I never felt like hugging when my daughter was aggressive either (I think nobody does). But it helped her. She felt horrible about herself in those moments. Hugging helped her to feel contained, and hearing that I loved her helped her to feel better about herself and to feel safe. Separating the child from the behaviour helped too ("I still love you, I just don't like your behaviour").

I sometimes call my daughter "dark little cloud" when she is angry :-).

Trainham · 06/05/2023 06:35

Many children struggle due to trauma they have suffered and in reality this could go on for years and probably not what you want to here. Sometimes adopters have to change their mindset that this may happen for a long time. It is not easy when our children continue to lash out and hurt us.it is hard to continually be a therapeutic parent.
Maybe some life story work would help. Ask for course on NVR ( non violent resistant ) which cover strategies to use when a child is angry.
Remember it is not their fault , ( difficult when you are being hurt)you ( hopefully)know your child's back story and they are hurting inside.
Good luck

Minnie888 · 07/05/2023 07:26

@Offensiveapprently I could have written this word for word. It is exhausting, we are finding home so challenging right now, little things seem to set him off but mainly linked to transitions. It's not difficult being therapeutic the first time but gosh by the end of the day it is hard to still be therapeutic when things are thrown at you, your spat at etc. starts to erode your self esteem just like in an unhealthy adult relationship. Some days we have nothing, but some days are a real challenge. Not sure it helps but know you're not alone.

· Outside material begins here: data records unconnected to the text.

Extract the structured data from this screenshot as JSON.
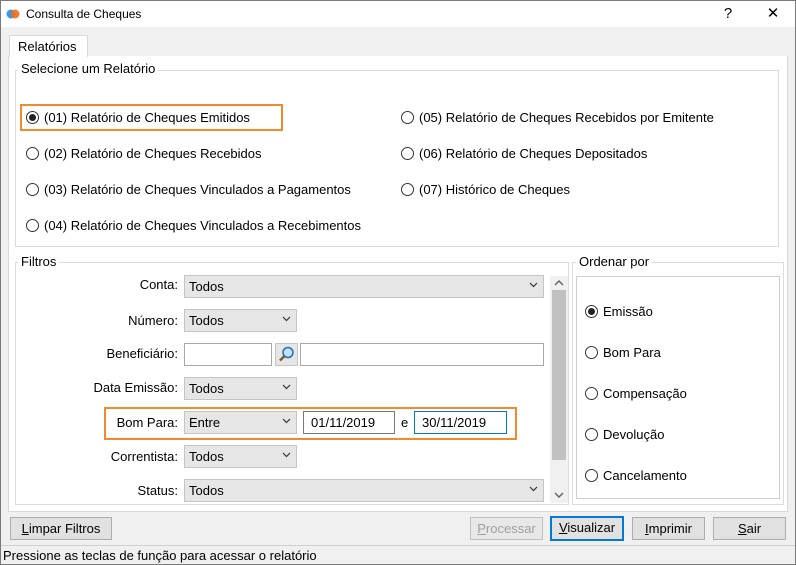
{
  "window": {
    "title": "Consulta de Cheques",
    "help_label": "?",
    "close_label": "✕"
  },
  "tab": {
    "label": "Relatórios"
  },
  "report_group": {
    "title": "Selecione um Relatório",
    "options": [
      {
        "label": "(01) Relatório de Cheques Emitidos",
        "selected": true
      },
      {
        "label": "(02) Relatório de Cheques Recebidos",
        "selected": false
      },
      {
        "label": "(03) Relatório de Cheques Vinculados a Pagamentos",
        "selected": false
      },
      {
        "label": "(04) Relatório de Cheques Vinculados a Recebimentos",
        "selected": false
      },
      {
        "label": "(05) Relatório de Cheques Recebidos por Emitente",
        "selected": false
      },
      {
        "label": "(06) Relatório de Cheques Depositados",
        "selected": false
      },
      {
        "label": "(07) Histórico de Cheques",
        "selected": false
      }
    ]
  },
  "filters": {
    "title": "Filtros",
    "conta": {
      "label": "Conta:",
      "value": "Todos"
    },
    "numero": {
      "label": "Número:",
      "value": "Todos"
    },
    "beneficiario": {
      "label": "Beneficiário:",
      "code": "",
      "name": ""
    },
    "data_emissao": {
      "label": "Data Emissão:",
      "value": "Todos"
    },
    "bom_para": {
      "label": "Bom Para:",
      "value": "Entre",
      "from": "01/11/2019",
      "conj": "e",
      "to": "30/11/2019"
    },
    "correntista": {
      "label": "Correntista:",
      "value": "Todos"
    },
    "status": {
      "label": "Status:",
      "value": "Todos"
    }
  },
  "order": {
    "title": "Ordenar por",
    "options": [
      {
        "label": "Emissão",
        "selected": true
      },
      {
        "label": "Bom Para",
        "selected": false
      },
      {
        "label": "Compensação",
        "selected": false
      },
      {
        "label": "Devolução",
        "selected": false
      },
      {
        "label": "Cancelamento",
        "selected": false
      }
    ]
  },
  "buttons": {
    "limpar_accel": "L",
    "limpar_rest": "impar Filtros",
    "processar_accel": "P",
    "processar_rest": "rocessar",
    "visualizar_accel": "V",
    "visualizar_rest": "isualizar",
    "imprimir_accel": "I",
    "imprimir_rest": "mprimir",
    "sair_accel": "S",
    "sair_rest": "air"
  },
  "status_bar": {
    "text": "Pressione as teclas de função para acessar o relatório"
  },
  "colors": {
    "highlight": "#f08a2a",
    "default_button_border": "#0078d7"
  }
}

121Sarah121 · 07/05/2023 08:12

We have been there (still am!). Transition at school are particularly challenging so we have had a huge increase in trauma behaviour. I’m exhausted too. As the years pass, my window of tolerance is narrowing. I think it feels more link the progress we made all year is eroded back in a few short days and it’s so disheartening.

things that I found help are:
let the little things go eg if it’s not dangerous, completely disrespectful (to the point it’s harming relationships) now isn’t the time to deal with it.
lots of regulation activities eg repetitive physical activities such as cycling, walking, swimming, calming activities eg music, water play, messy play.
reduce social situations eg play dates days out, after school clubs
forget a clean house, it can wait
self care
working on my own regulation
when having a hard day, having someone on hand to take ever to give me a break. I have a partner so we build on one to one time with child and time to ourselves throughout the day as much as possible.
taking time off work to focus on child, I cant burn the candle at both ends and I know work will always be there.
get support from everyone

I hope some of this helps. It might not be relevant but I try and do it. It helps a little when things are so overwhelming.